Last week, Pretoria said it would soon dispatch the special envoys back to Harare - to meet with all key local stakeholders, including the opposition - having failed to do so on their first visit.

"We sent envoys there (to Zimbabwe) because there have been huge concerns about reports of abuse of human rights, imprisonment of opposition MPs and many other concerns which have been directed at the presidency and my department.

"We agreed that the president would appoint three envoys and they would visit Zimbabwe.

"We asked that they should meet the government, particularly President Mnangagwa, but also meet other stakeholders in the opposition, NGOs and so on," South African minister of International Relations and Co-operation Naledi Pandor said.

"Unfortunately, they (special envoys) could not meet other stakeholders, but Zimbabwe has indicated its readiness to facilitate such a visit and we are in discussion with the president (Ramaphosa) about the envoys returning to Zimbabwe to have wider meetings and to be able to have face contact.

"So, we are not distressed by the fact that full expectations were not met in the first visit.

"My understanding is that the discussion was cordial and indeed the desire of President Ramaphosa is that there be meetings with individuals and organisations other than the (Zimbabwean) government. This was communicated by the envoys," Pandor said further.

She also emphasised that South Africa would continue to engage all stakeholders in Zimbabwe so that the crises in the country could be resolved.

"This is something that we must continue to work at because, as I say, the situation of Zimbabwe impacts on South Africa and South Africa has to … resolve the problems there in order to address our own situation and focus on the challenges of South Africa," she added.

The appointment of the envoys came after authorities were accused of gross human rights violations in the country - following the government's heavy deployment of police and soldiers ahead of the foiled July 31 mass protests.
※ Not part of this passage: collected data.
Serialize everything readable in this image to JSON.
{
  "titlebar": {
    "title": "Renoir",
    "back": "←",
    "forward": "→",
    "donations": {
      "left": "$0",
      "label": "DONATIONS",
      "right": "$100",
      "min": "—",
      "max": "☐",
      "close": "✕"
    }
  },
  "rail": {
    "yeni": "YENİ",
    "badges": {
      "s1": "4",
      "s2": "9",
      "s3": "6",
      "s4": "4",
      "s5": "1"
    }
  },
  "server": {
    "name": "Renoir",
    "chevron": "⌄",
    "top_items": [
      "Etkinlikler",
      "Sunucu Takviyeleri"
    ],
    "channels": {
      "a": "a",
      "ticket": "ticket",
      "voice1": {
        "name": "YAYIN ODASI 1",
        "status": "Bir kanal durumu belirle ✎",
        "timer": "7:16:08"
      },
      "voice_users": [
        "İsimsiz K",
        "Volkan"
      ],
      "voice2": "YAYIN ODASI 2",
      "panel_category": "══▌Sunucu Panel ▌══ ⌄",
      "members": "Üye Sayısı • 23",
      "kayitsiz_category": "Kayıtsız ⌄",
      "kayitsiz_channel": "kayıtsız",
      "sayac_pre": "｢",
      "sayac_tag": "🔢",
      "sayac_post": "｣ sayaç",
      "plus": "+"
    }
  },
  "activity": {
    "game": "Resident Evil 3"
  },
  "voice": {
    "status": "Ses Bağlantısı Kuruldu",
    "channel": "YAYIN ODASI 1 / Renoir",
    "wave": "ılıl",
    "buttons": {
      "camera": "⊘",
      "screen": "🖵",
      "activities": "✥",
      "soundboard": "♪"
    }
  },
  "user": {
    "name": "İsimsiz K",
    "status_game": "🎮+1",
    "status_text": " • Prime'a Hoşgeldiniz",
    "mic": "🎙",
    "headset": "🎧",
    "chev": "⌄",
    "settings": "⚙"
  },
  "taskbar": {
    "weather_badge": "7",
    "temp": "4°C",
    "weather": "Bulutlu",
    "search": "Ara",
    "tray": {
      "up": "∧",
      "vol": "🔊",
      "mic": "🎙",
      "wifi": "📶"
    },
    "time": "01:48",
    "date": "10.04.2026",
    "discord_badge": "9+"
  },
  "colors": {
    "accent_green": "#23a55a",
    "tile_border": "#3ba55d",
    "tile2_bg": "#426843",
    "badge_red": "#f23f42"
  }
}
Last month, opposition and pro-democracy groups planned to stage massive protests against the country's worsening political and economic crises, but were stopped by authorities who deployed security forces throughout the country.

Rights groups have claimed that dozens of opposition figures and activists have been tortured and assaulted in a retributive exercise by suspected security agents.

On its part, the government has refuted the allegations - claiming instead that the opposition is allegedly working with foreigners to destabilise the country.

South Africa and its leaders - including former presidents Thabo Mbeki and Jacob Zuma - have in the past successfully mediated Zimbabwe's political crises.

A decade ago, both Mbeki and Zuma helped to broker the stability-inducing 2008 government of national unity between former opposition giant Morgan Tsvangirai and former president Robert Mugabe - who are both late - following the hotly disputed 2008 presidential election.

Zuma also assisted in minimising Zimbabwe's chaotic approach to the equally disputed 2013 national elections.

Both Chamisa and Mnangagwa have previously said that they were interested in dialogue, although nothing concrete has happened - primarily because of differences over the form and platform on which the talks should take place.

On his part, Mnangagwa has been consistent that any talks with Chamisa should be held under the Political Actors Dialogue (Polad) - where he regularly holds meetings with fringe opposition leaders.

Chamisa has repeatedly ruled out joining Polad - demanding instead direct dialogue with Mnangagwa.